9) O que pode se afirmar das relações exteriores do Brasil hoje, em relação aos demais países e ao passado do próprio país?

            As relações exteriores do Brasil, stricto sensu, não são diferentes das de outros países em desenvolvimento, ou seja um esforço constante de inserção nos circuitos mais dinâmicos da economia internacional, a busca do rompimento com certas fragilidades e dependências – financeira, tecnológica, educacional e científica – que sempre marcaram o país e a intensificação da participação nos negócios internacionais, num sentido positivo, ou seja, da promoção da paz, da cooperação internacional e o progressos dos direitos humanos e da democracia nos planos global e regional.
            No que se refere especificamente à sua diplomacia, caberia registrar, sem qualquer falsa modéstia, as qualidades excelentes de profissionalismo, preparação e dedicação, fruto de praticamente dois séculos de exercício constante das relações diplomáticas a partir do próprio país. Nossa diplomacia é certamente mais eficiente do que a de muitos outros países emergentes e mesmo do que a de vários países ditos avançados.

10) Quais são, na sua visão, os momentos históricos mais marcantes nos quais a diplomacia entre os povos foi decisiva?

            Nos momentos de crise internacional, ela se torna relevante. As guerras são de certo modo o fracasso da diplomacia, mas não são sempre evitáveis, em face de algum ditador expansionista, como Hitler, por exemplo. Em outros momentos, se conseguiu evitar a guerra, como na crise dos foguetes em Cuba (1962), quando o mundo viveu praticamente a situação limite de um conflito nuclear, nunca ocorrido na história da humanidade. O próprio Brasil contribuiu para alguns episódios de pacificação entre países vizinhos, como na Guerra do Chaco entre Bolívia e Paraguai (1936) ou nos conflitos fronteiriços entre Peru e Equador (1942 e novamente em 1997).
            Mas, a diplomacia não precisa atuar apenas nos momentos de crise. Ela deve exercer-se de modo constante, em qualquer época e lugar, contribuindo para a expansão do direito internacional e a promoção dos direitos humanos. Considere-se, por exemplo, a noção de soberania estatal: ela não pode ser absoluta, a ponto de se permitir que um ditador coloque em risco a vida de seu próprio povo, ou que cometa atentados pesistentes contra a dignidade da pessoa humana ou os direitos civis e religiosos das minorias. A próxima etapa do direito internacional talvez se situe na regulação do chamado “direito de intervenção” (muito vinculado ao direito humanitário), de maneira a evitar aspectos bastante constrangedores, como os vividos recentemente pela intervenção unilateral dos Estados Unidos no Iraque.

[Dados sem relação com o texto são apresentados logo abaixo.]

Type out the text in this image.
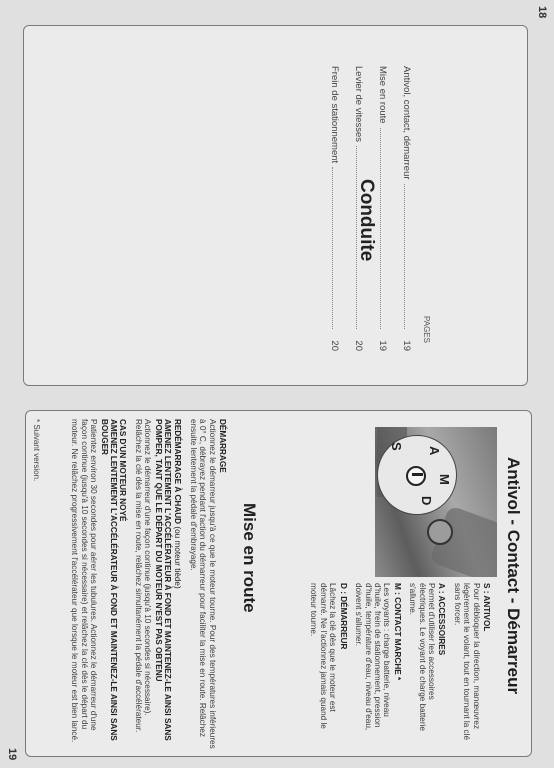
18
19
Conduite
PAGES
Antivol, contact, démarreur
19
Mise en route
19
Levier de vitesses
20
Frein de stationnement
20
Antivol - Contact - Démarreur
S A
M
D
S : ANTIVOL
Pour débloquer la direction, manœuvrez légèrement le volant, tout en tournant la clé sans forcer.
A : ACCESSOIRES
Permet d'utiliser les accessoires électriques. Le voyant de charge batterie s'allume.
M : CONTACT MARCHE *
Les voyants : charge batterie, niveau d'huile, frein de stationnement, pression d'huile, température d'eau, niveau d'eau, doivent s'allumer.
D : DÉMARREUR
Lâchez la clé dès que le moteur est démarré. Ne l'actionnez jamais quand le moteur tourne.
DÉMARRAGE
Actionnez le démarreur jusqu'à ce que le moteur tourne. Pour des températures inférieures à 0° C, débrayez pendant l'action du démarreur pour faciliter la mise en route. Relâchez ensuite lentement la pédale d'embrayage.
REDÉMARRAGE À CHAUD (ou moteur tiède)
AMENEZ LENTEMENT L'ACCÉLÉRATEUR À FOND ET MAINTENEZ-LE AINSI SANS POMPER, TANT QUE LE DÉPART DU MOTEUR N'EST PAS OBTENU
Actionnez le démarreur d'une façon continue (jusqu'à 10 secondes si nécessaire). Relâchez la clé dès la mise en route, relâchez simultanément la pédale d'accélérateur.
CAS D'UN MOTEUR NOYÉ
AMENEZ LENTEMENT L'ACCÉLÉRATEUR À FOND ET MAINTENEZ-LE AINSI SANS BOUGER
Patientez environ 30 secondes pour aérer les tubulures. Actionnez le démarreur d'une façon continue (jusqu'à 10 secondes si nécessaire) et relâchez la clé dès le départ du moteur. Ne relâchez progressivement l'accélérateur que lorsque le moteur est bien lancé.	Mise en route
* Suivant version.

11) Quais os desgastes, nas relações exteriores, causados por medidas protecionistas adotadas por determinados países, como a imposta recentemente pelos EUA que reduziam as exportações de aço brasileiro para tal país?

            Uma visível diminuição na confiança bilateral, na medida em que se tem, de modo claro, consciência da ilegalidade das medidas (como determinado pela OMC em relação às salvaguardas aplicadas pelos EUA ao arrepio das normas internacionais). Ocorre também um sentimento de frustração pelas perdas econômicas ocasionadas e uma desconfiança de que eventuais acordos de liberalização comercial serão efetivamente cumpridos, na letra e no espírito das regras acordas bilateralmente ou multilateralmente. Por isso mesmo, o Brasil vem insistindo para que, ao lado das medidas de acesso a mercado (redução de barreiras tarifárias), sejam contemplados também nos futuros acordos da Alca ou da OMC regras claras no que ser refere a medidas de defesa comercial (antidumping e salvaguardas), ademais da redução de todas as demais barreiras protecionistas existentes (como podem ser os subsídios à produção interna, notadamente em agricultura, e as subvenções às exportações).